El rechazo de la reforma electoral impulsada por la presidenta Claudia Sheinbaum en la Cámara de Diputados provocó tensiones dentro de la coalición oficialista, luego de que todos los grupos parlamentarios, salvo Morena, votaran en contra de la iniciativa constitucional.
La votación fue interpretada en círculos políticos como el primer revés legislativo relevante para la mandataria, lo que derivó en una reunión convocada por la propia Sheinbaum en Palacio Nacional con dirigentes y coordinadores legislativos de Morena, el Partido Verde y el Partido del Trabajo (PT).
De acuerdo con versiones de operadores políticos presentes en el encuentro, la presidenta expresó su inconformidad con los aliados de la llamada Cuarta Transformación, señalando que algunas posturas privilegiaron intereses políticos por encima del proyecto del movimiento.
Durante la reunión también habría participado Ricardo Monreal, coordinador de Morena en la Cámara de Diputados, con quien la presidenta revisó los acuerdos alcanzados previamente durante los foros de discusión de la reforma electoral, los cuales, según las versiones citadas, no resultaron suficientes para garantizar el respaldo de los aliados.
En el encuentro, que se extendió por más de cuatro horas, también estuvo presente Ignacio “Nacho” Mier, quien impulsa en el Senado el denominado “Plan B” electoral, una nueva propuesta que el Ejecutivo pretende enviar al Congreso tras el rechazo de la iniciativa original.
Las tensiones se centraron particularmente en el Partido Verde, cuyos dirigentes Manuel Velasco y Arturo Escobar, coordinador nacional electoral de ese partido, habrían sido confrontados con encuestas internas que muestran una mayor preferencia electoral hacia Morena.
Según las versiones, durante la reunión se mostraron sondeos en los que Morena aparece con una ventaja de cuatro a uno sobre el Partido Verde, mientras que los encuestados respaldarían cambios en el sistema político como la reducción de legisladores plurinominales y el costo de las elecciones.
El llamado Plan B que prepara el gobierno federal contempla seis ejes principales, entre ellos la reducción del presupuesto de los congresos estatales, recortes a los recursos de regidores en ayuntamientos, cambios en la fecha de la revocación de mandato y ajustes al calendario de la elección judicial.
También se plantea modificar el marco de las consultas populares para permitir que incluyan temas electorales, así como reducir el salario de los consejeros del Instituto Nacional Electoral (INE) y de personal del organismo.
La reunión también incluyó un intercambio con dirigentes del Partido del Trabajo, entre ellos Alberto Anaya, los diputados Reginaldo Sandoval y Benjamín Robles, así como la senadora Geovanna Bañuelos.
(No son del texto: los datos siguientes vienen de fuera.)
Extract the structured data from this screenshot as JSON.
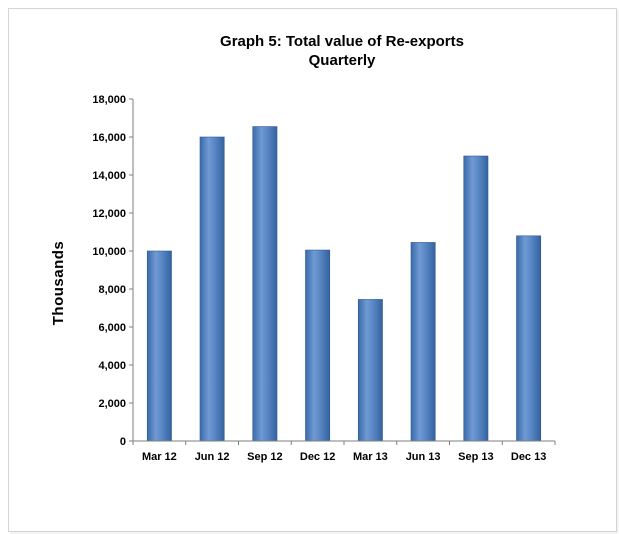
{
  "chart_data": {
    "type": "bar",
    "title": "Graph 5: Total value of Re-exports",
    "subtitle": "Quarterly",
    "xlabel": "",
    "ylabel": "Thousands",
    "categories": [
      "Mar 12",
      "Jun 12",
      "Sep 12",
      "Dec 12",
      "Mar 13",
      "Jun 13",
      "Sep 13",
      "Dec 13"
    ],
    "values": [
      10000,
      16000,
      16550,
      10050,
      7450,
      10450,
      15000,
      10800
    ],
    "ylim": [
      0,
      18000
    ],
    "yticks": [
      "0",
      "2,000",
      "4,000",
      "6,000",
      "8,000",
      "10,000",
      "12,000",
      "14,000",
      "16,000",
      "18,000"
    ],
    "grid": false,
    "legend": "none",
    "bar_color": "#4f81bd"
  }
}
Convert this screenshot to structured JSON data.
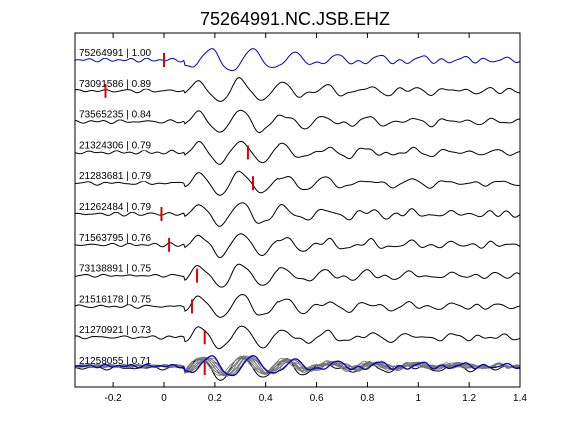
{
  "chart_data": {
    "type": "line",
    "title": "75264991.NC.JSB.EHZ",
    "xlim": [
      -0.35,
      1.4
    ],
    "xticks": [
      -0.2,
      0,
      0.2,
      0.4,
      0.6,
      0.8,
      1,
      1.2,
      1.4
    ],
    "xtick_labels": [
      "-0.2",
      "0",
      "0.2",
      "0.4",
      "0.6",
      "0.8",
      "1",
      "1.2",
      "1.4"
    ],
    "xlabel": "",
    "ylabel": "",
    "grid": false,
    "colors": {
      "reference": "#0000cc",
      "trace": "#000000",
      "pick": "#dd0000",
      "stack": "#777777",
      "frame": "#000000"
    },
    "traces": [
      {
        "label": "75264991 | 1.00",
        "event_id": "75264991",
        "cc": 1.0,
        "pick": 0.0,
        "reference": true
      },
      {
        "label": "73091586 | 0.89",
        "event_id": "73091586",
        "cc": 0.89,
        "pick": -0.23
      },
      {
        "label": "73565235 | 0.84",
        "event_id": "73565235",
        "cc": 0.84,
        "pick": null
      },
      {
        "label": "21324306 | 0.79",
        "event_id": "21324306",
        "cc": 0.79,
        "pick": 0.33
      },
      {
        "label": "21283681 | 0.79",
        "event_id": "21283681",
        "cc": 0.79,
        "pick": 0.35
      },
      {
        "label": "21262484 | 0.79",
        "event_id": "21262484",
        "cc": 0.79,
        "pick": -0.01
      },
      {
        "label": "71563795 | 0.76",
        "event_id": "71563795",
        "cc": 0.76,
        "pick": 0.02
      },
      {
        "label": "73138891 | 0.75",
        "event_id": "73138891",
        "cc": 0.75,
        "pick": 0.13
      },
      {
        "label": "21516178 | 0.75",
        "event_id": "21516178",
        "cc": 0.75,
        "pick": 0.11
      },
      {
        "label": "21270921 | 0.73",
        "event_id": "21270921",
        "cc": 0.73,
        "pick": 0.16
      },
      {
        "label": "21258055 | 0.71",
        "event_id": "21258055",
        "cc": 0.71,
        "pick": 0.16
      }
    ],
    "stack": {
      "overlay_count": 11
    }
  }
}
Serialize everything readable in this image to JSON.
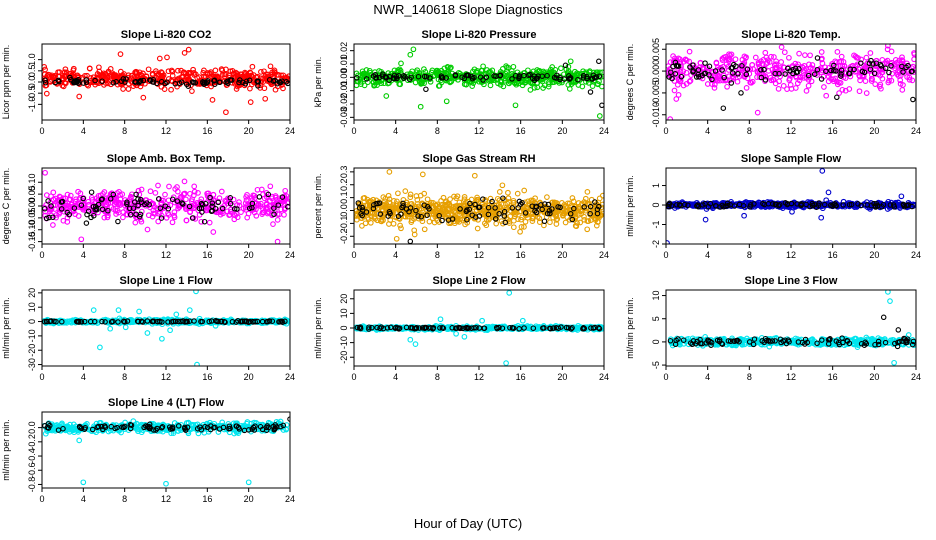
{
  "figure": {
    "title": "NWR_140618  Slope Diagnostics",
    "xlabel": "Hour of Day (UTC)"
  },
  "chart_data": [
    {
      "type": "scatter",
      "title": "Slope Li-820 CO2",
      "ylabel": "Licor ppm per min.",
      "xlim": [
        0,
        24
      ],
      "xticks": [
        0,
        4,
        8,
        12,
        16,
        20,
        24
      ],
      "ylim": [
        -1.7,
        1.7
      ],
      "yticks": [
        -1.0,
        -0.5,
        0.0,
        0.5,
        1.0
      ],
      "yticklabels": [
        "-1.0",
        "-0.5",
        "0.0",
        "0.5",
        "1.0"
      ],
      "series": [
        {
          "color": "#ff0000",
          "center": 0.15,
          "spread": 0.35,
          "count": 480,
          "outliers": [
            [
              14.2,
              1.45
            ],
            [
              13.8,
              1.3
            ],
            [
              12.1,
              1.1
            ],
            [
              7.6,
              1.25
            ],
            [
              11.4,
              1.05
            ],
            [
              16.5,
              -0.8
            ],
            [
              17.8,
              -1.35
            ],
            [
              20.2,
              -0.9
            ],
            [
              3.6,
              -0.65
            ],
            [
              9.8,
              -0.7
            ],
            [
              21.6,
              -0.75
            ]
          ]
        },
        {
          "color": "#000000",
          "center": 0.0,
          "spread": 0.12,
          "count": 90,
          "outliers": []
        }
      ]
    },
    {
      "type": "scatter",
      "title": "Slope Li-820 Pressure",
      "ylabel": "kPa per min.",
      "xlim": [
        0,
        24
      ],
      "xticks": [
        0,
        4,
        8,
        12,
        16,
        20,
        24
      ],
      "ylim": [
        -0.032,
        0.025
      ],
      "yticks": [
        -0.03,
        -0.02,
        -0.01,
        0.0,
        0.01,
        0.02
      ],
      "yticklabels": [
        "-0.03",
        "-0.02",
        "-0.01",
        "0.00",
        "0.01",
        "0.02"
      ],
      "series": [
        {
          "color": "#00cc00",
          "center": 0.0,
          "spread": 0.006,
          "count": 520,
          "outliers": [
            [
              5.7,
              0.021
            ],
            [
              5.4,
              0.017
            ],
            [
              3.1,
              -0.014
            ],
            [
              6.4,
              -0.022
            ],
            [
              8.9,
              -0.018
            ],
            [
              15.5,
              -0.021
            ],
            [
              23.6,
              -0.029
            ],
            [
              20.8,
              0.012
            ]
          ]
        },
        {
          "color": "#000000",
          "center": 0.0,
          "spread": 0.002,
          "count": 90,
          "outliers": [
            [
              23.8,
              -0.021
            ],
            [
              23.5,
              0.012
            ],
            [
              22.7,
              -0.011
            ],
            [
              6.9,
              -0.009
            ],
            [
              20.3,
              0.009
            ]
          ]
        }
      ]
    },
    {
      "type": "scatter",
      "title": "Slope Li-820 Temp.",
      "ylabel": "degrees C per min.",
      "xlim": [
        0,
        24
      ],
      "xticks": [
        0,
        4,
        8,
        12,
        16,
        20,
        24
      ],
      "ylim": [
        -0.0112,
        0.0062
      ],
      "yticks": [
        -0.01,
        -0.005,
        0.0,
        0.005
      ],
      "yticklabels": [
        "-0.010",
        "-0.005",
        "0.000",
        "0.005"
      ],
      "series": [
        {
          "color": "#ff00ff",
          "center": 0.0,
          "spread": 0.0035,
          "count": 460,
          "outliers": [
            [
              0.4,
              -0.011
            ],
            [
              11.1,
              0.0055
            ],
            [
              21.3,
              0.0058
            ],
            [
              8.8,
              -0.0095
            ]
          ]
        },
        {
          "color": "#000000",
          "center": 0.0,
          "spread": 0.002,
          "count": 90,
          "outliers": [
            [
              5.5,
              -0.0085
            ],
            [
              23.7,
              -0.0065
            ],
            [
              7.2,
              -0.005
            ],
            [
              16.4,
              -0.006
            ]
          ]
        }
      ]
    },
    {
      "type": "scatter",
      "title": "Slope Amb. Box Temp.",
      "ylabel": "degrees C per min.",
      "xlim": [
        0,
        24
      ],
      "xticks": [
        0,
        4,
        8,
        12,
        16,
        20,
        24
      ],
      "ylim": [
        -0.16,
        0.16
      ],
      "yticks": [
        -0.15,
        -0.1,
        -0.05,
        0.0,
        0.05,
        0.1
      ],
      "yticklabels": [
        "-0.15",
        "-0.10",
        "-0.05",
        "0.00",
        "0.05",
        "0.10"
      ],
      "series": [
        {
          "color": "#ff00ff",
          "center": 0.0,
          "spread": 0.06,
          "count": 480,
          "outliers": [
            [
              3.8,
              -0.14
            ],
            [
              22.8,
              -0.15
            ],
            [
              0.3,
              0.14
            ]
          ]
        },
        {
          "color": "#000000",
          "center": 0.0,
          "spread": 0.05,
          "count": 90,
          "outliers": []
        }
      ]
    },
    {
      "type": "scatter",
      "title": "Slope Gas Stream RH",
      "ylabel": "percent per min.",
      "xlim": [
        0,
        24
      ],
      "xticks": [
        0,
        4,
        8,
        12,
        16,
        20,
        24
      ],
      "ylim": [
        -0.26,
        0.33
      ],
      "yticks": [
        -0.2,
        -0.1,
        0.0,
        0.1,
        0.2,
        0.3
      ],
      "yticklabels": [
        "-0.2",
        "-0.1",
        "0.0",
        "0.1",
        "0.2",
        "0.3"
      ],
      "series": [
        {
          "color": "#e69f00",
          "center": 0.0,
          "spread": 0.1,
          "count": 700,
          "outliers": [
            [
              6.6,
              0.28
            ],
            [
              3.4,
              0.3
            ],
            [
              11.6,
              0.27
            ],
            [
              4.1,
              -0.22
            ]
          ]
        },
        {
          "color": "#000000",
          "center": 0.0,
          "spread": 0.07,
          "count": 90,
          "outliers": [
            [
              5.4,
              -0.24
            ]
          ]
        }
      ]
    },
    {
      "type": "scatter",
      "title": "Slope Sample Flow",
      "ylabel": "ml/min per min.",
      "xlim": [
        0,
        24
      ],
      "xticks": [
        0,
        4,
        8,
        12,
        16,
        20,
        24
      ],
      "ylim": [
        -2.0,
        1.9
      ],
      "yticks": [
        -2,
        -1,
        0,
        1
      ],
      "yticklabels": [
        "-2",
        "-1",
        "0",
        "1"
      ],
      "series": [
        {
          "color": "#0000cc",
          "center": 0.0,
          "spread": 0.12,
          "count": 520,
          "outliers": [
            [
              0.1,
              -1.95
            ],
            [
              15.0,
              1.75
            ],
            [
              3.8,
              -0.75
            ],
            [
              15.6,
              0.65
            ],
            [
              14.9,
              -0.65
            ],
            [
              7.5,
              -0.55
            ],
            [
              12.1,
              -0.35
            ],
            [
              22.6,
              0.45
            ]
          ]
        },
        {
          "color": "#000000",
          "center": 0.0,
          "spread": 0.1,
          "count": 90,
          "outliers": []
        }
      ]
    },
    {
      "type": "scatter",
      "title": "Slope Line 1 Flow",
      "ylabel": "ml/min per min.",
      "xlim": [
        0,
        24
      ],
      "xticks": [
        0,
        4,
        8,
        12,
        16,
        20,
        24
      ],
      "ylim": [
        -31,
        22
      ],
      "yticks": [
        -30,
        -20,
        -10,
        0,
        10,
        20
      ],
      "yticklabels": [
        "-30",
        "-20",
        "-10",
        "0",
        "10",
        "20"
      ],
      "series": [
        {
          "color": "#00e5ee",
          "center": 0.0,
          "spread": 1.2,
          "count": 470,
          "outliers": [
            [
              14.9,
              21
            ],
            [
              5.0,
              8
            ],
            [
              6.6,
              -5
            ],
            [
              9.4,
              7
            ],
            [
              12.4,
              -6
            ],
            [
              11.6,
              -12
            ],
            [
              15.0,
              -30
            ],
            [
              8.1,
              -4
            ],
            [
              10.2,
              -8
            ],
            [
              14.3,
              8
            ],
            [
              16.8,
              -3
            ],
            [
              5.6,
              -18
            ],
            [
              7.4,
              8
            ],
            [
              13.0,
              5
            ]
          ]
        },
        {
          "color": "#000000",
          "center": 0.0,
          "spread": 0.4,
          "count": 90,
          "outliers": []
        }
      ]
    },
    {
      "type": "scatter",
      "title": "Slope Line 2 Flow",
      "ylabel": "ml/min per min.",
      "xlim": [
        0,
        24
      ],
      "xticks": [
        0,
        4,
        8,
        12,
        16,
        20,
        24
      ],
      "ylim": [
        -26,
        26
      ],
      "yticks": [
        -20,
        -10,
        0,
        10,
        20
      ],
      "yticklabels": [
        "-20",
        "-10",
        "0",
        "10",
        "20"
      ],
      "series": [
        {
          "color": "#00e5ee",
          "center": 0.0,
          "spread": 1.0,
          "count": 470,
          "outliers": [
            [
              14.9,
              24
            ],
            [
              14.6,
              -24
            ],
            [
              5.9,
              -11
            ],
            [
              5.4,
              -8
            ],
            [
              8.3,
              6
            ],
            [
              10.6,
              -6
            ],
            [
              12.3,
              5
            ],
            [
              9.8,
              -4
            ],
            [
              16.2,
              5
            ]
          ]
        },
        {
          "color": "#000000",
          "center": 0.0,
          "spread": 0.5,
          "count": 90,
          "outliers": []
        }
      ]
    },
    {
      "type": "scatter",
      "title": "Slope Line 3 Flow",
      "ylabel": "ml/min per min.",
      "xlim": [
        0,
        24
      ],
      "xticks": [
        0,
        4,
        8,
        12,
        16,
        20,
        24
      ],
      "ylim": [
        -5.2,
        11.2
      ],
      "yticks": [
        -5,
        0,
        5,
        10
      ],
      "yticklabels": [
        "-5",
        "0",
        "5",
        "10"
      ],
      "series": [
        {
          "color": "#00e5ee",
          "center": 0.0,
          "spread": 0.7,
          "count": 470,
          "outliers": [
            [
              21.3,
              10.8
            ],
            [
              21.5,
              8.8
            ],
            [
              21.9,
              -4.5
            ],
            [
              23.3,
              1.5
            ]
          ]
        },
        {
          "color": "#000000",
          "center": 0.0,
          "spread": 0.6,
          "count": 90,
          "outliers": [
            [
              20.9,
              5.3
            ],
            [
              22.3,
              2.6
            ]
          ]
        }
      ]
    },
    {
      "type": "scatter",
      "title": "Slope Line 4 (LT) Flow",
      "ylabel": "ml/min per min.",
      "xlim": [
        0,
        24
      ],
      "xticks": [
        0,
        4,
        8,
        12,
        16,
        20,
        24
      ],
      "ylim": [
        -0.85,
        0.22
      ],
      "yticks": [
        -0.8,
        -0.6,
        -0.4,
        -0.2,
        0.0
      ],
      "yticklabels": [
        "-0.8",
        "-0.6",
        "-0.4",
        "-0.2",
        "0.0"
      ],
      "series": [
        {
          "color": "#00e5ee",
          "center": 0.0,
          "spread": 0.06,
          "count": 470,
          "outliers": [
            [
              4.0,
              -0.77
            ],
            [
              12.0,
              -0.79
            ],
            [
              20.0,
              -0.77
            ],
            [
              3.6,
              -0.18
            ]
          ]
        },
        {
          "color": "#000000",
          "center": 0.0,
          "spread": 0.04,
          "count": 90,
          "outliers": [
            [
              24.0,
              0.12
            ]
          ]
        }
      ]
    }
  ]
}
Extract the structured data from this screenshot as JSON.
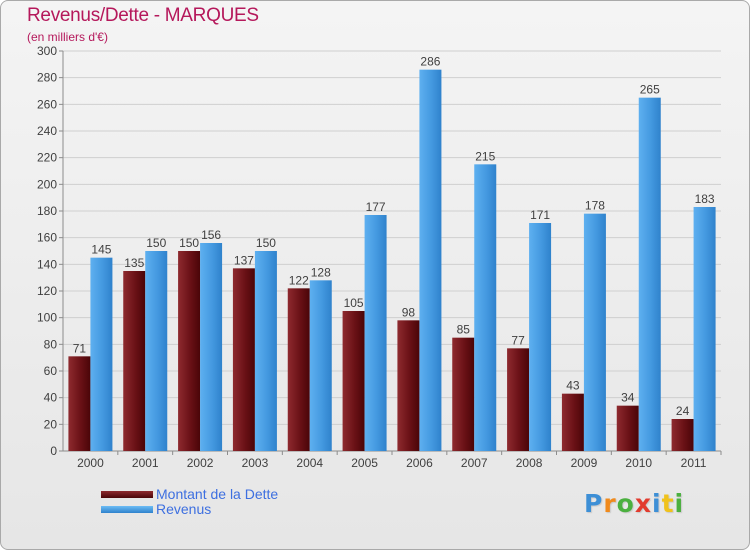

De acuerdo con las versiones citadas, los representantes del PT reiteraron su rechazo anticipado al nuevo proyecto, aun cuando el documento oficial aún no ha sido presentado.
En ese contexto, algunos dirigentes petistas señalaron sentirse tratados como aliados de segundo nivel dentro de la coalición, además de cuestionar la cobertura mediática sobre su postura en el debate legislativo.
Tras la votación en la Cámara de Diputados, diversos actores políticos y autoridades locales vinculadas a Morena comenzaron a impulsar un deslinde público contra legisladores que no respaldaron la reforma, mientras que algunos integrantes del Partido Verde y del PT presumieron haber votado a favor de la iniciativa, incluso en contra de la línea marcada por sus dirigencias partidistas.